Topic 7: Clustering¶

Clustering¶

Clustering:
- Input: set of examples described by features \(x_i\).
- Output: an assignment of examples to groups.
Unlike classification, we are not given the 'groups'.
- Algorithm must discover groups.
Example of groups we might discover in e-mail spam:
- 'Lucky winner' group
- 'Your payment has been processed' group
- 'I need your help' group
General goal of clustering algorithms:
- Examples in the same group should be similar.
- Examples in different groups should be different.
But the 'best' clustering is hard to define:
- We don’t have a test error.
- Generally, there is no 'best' method in unsupervised learning.
  - So there are lots of methods: we’ll focus on important/representative ones.
Why cluster?
- You could want to know what the groups are.
- You could want to find the group for a new example \(x_i\).
- You could want to find examples related to a new example \(x_i\).
- You could want a 'prototype' example for each group.
  - For example, what does the typical breakfast look like?

Defining Clusters¶

Before discussing clustering strategies for unlabeled data, we need to consider what a "cluster" means.
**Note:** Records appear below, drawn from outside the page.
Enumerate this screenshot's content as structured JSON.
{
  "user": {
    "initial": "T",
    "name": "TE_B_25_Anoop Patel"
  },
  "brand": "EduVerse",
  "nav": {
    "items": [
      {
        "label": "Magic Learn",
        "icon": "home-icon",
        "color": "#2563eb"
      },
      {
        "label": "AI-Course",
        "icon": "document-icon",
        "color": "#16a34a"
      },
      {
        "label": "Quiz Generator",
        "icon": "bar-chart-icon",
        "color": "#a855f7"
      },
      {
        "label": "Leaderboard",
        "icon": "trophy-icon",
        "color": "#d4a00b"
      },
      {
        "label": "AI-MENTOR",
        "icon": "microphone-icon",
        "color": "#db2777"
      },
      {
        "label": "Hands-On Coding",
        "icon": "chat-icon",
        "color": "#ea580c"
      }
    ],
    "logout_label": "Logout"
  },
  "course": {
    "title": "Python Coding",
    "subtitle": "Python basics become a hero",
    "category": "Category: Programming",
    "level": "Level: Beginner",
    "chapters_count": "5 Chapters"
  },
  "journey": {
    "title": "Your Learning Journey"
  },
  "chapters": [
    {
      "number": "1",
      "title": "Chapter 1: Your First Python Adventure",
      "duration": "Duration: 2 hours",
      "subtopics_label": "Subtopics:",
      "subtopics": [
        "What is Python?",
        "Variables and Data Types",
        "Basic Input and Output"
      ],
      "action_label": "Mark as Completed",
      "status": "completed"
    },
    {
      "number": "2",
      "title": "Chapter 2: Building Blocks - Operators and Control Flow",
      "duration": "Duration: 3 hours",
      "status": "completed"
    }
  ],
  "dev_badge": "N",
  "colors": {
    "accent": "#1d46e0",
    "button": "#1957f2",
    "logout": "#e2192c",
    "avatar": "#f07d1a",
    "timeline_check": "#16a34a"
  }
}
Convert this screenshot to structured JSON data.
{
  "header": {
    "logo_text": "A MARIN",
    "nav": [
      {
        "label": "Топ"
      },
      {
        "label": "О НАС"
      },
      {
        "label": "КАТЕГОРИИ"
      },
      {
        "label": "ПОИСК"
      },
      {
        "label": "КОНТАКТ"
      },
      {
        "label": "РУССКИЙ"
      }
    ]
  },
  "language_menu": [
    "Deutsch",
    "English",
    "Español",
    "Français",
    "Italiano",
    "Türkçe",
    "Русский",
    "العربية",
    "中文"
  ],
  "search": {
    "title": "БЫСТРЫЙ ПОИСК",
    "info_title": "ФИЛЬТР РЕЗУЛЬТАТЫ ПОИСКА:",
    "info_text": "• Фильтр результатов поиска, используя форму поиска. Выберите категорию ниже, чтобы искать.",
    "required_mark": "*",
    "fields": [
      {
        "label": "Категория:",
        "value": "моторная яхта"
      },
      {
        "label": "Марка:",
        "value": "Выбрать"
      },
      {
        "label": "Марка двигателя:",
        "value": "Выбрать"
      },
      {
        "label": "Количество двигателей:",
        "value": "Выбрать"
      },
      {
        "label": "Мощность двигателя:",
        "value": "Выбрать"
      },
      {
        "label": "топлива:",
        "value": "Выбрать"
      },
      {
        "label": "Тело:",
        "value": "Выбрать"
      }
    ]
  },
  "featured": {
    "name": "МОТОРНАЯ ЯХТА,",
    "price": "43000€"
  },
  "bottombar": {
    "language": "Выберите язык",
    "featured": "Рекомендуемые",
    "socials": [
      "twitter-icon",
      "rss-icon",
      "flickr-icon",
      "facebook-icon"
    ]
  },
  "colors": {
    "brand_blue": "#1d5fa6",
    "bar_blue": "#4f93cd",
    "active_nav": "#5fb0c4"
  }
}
Similarity-based Definition: A cluster is a set of samples similar to each other, with different similarity criteria leading to different clustering results.
Density-based Definition: A cluster is a region in feature space containing a high density of samples, with peaks in the sample density function associated with clusters.

The definition of clusters influences the clustering strategies we use.

Intuitive Clustering Approaches¶

Strategy 1: Mixture Density Strategy¶

If we define clusters based on high sample density regions:

Estimate the combined PDF, \(p(x)\), using methods like Parzen window estimation.
This density \(p(x)\) is a mixture of the class densities:

\[ p(\underline{x}) = \sum_{i=1}^{K} P(c_i) p(\underline{x} | c_i) \]

where \(P(c_i)\) is the probability of class \(i\).

If the classes are distinct and nearly equally likely, \(p(x)\) should have \(K\) peaks (local maxima), one for each class.

Define a cluster prototype at each local maximum:

\[ \underline{z}_i = \underline{x} \text{ such that } \underline{x} \text{ is the } i\text{-th local maximum of } p(\underline{x}) \]

Clusters can be determined using distance metrics (e.g., Euclidean distance) or boundaries based on local minima.

Mixture Density Strategy Drawbacks¶

Too few samples can result in a large number of spurious local maxima.
Individual sample densities for a class may be skewed (e.g., Gamma distribution), which makes a simple Euclidean distance metric inadequate for defining cluster boundaries.
Cluster peaks may be too close or even overlap, making distinction difficult.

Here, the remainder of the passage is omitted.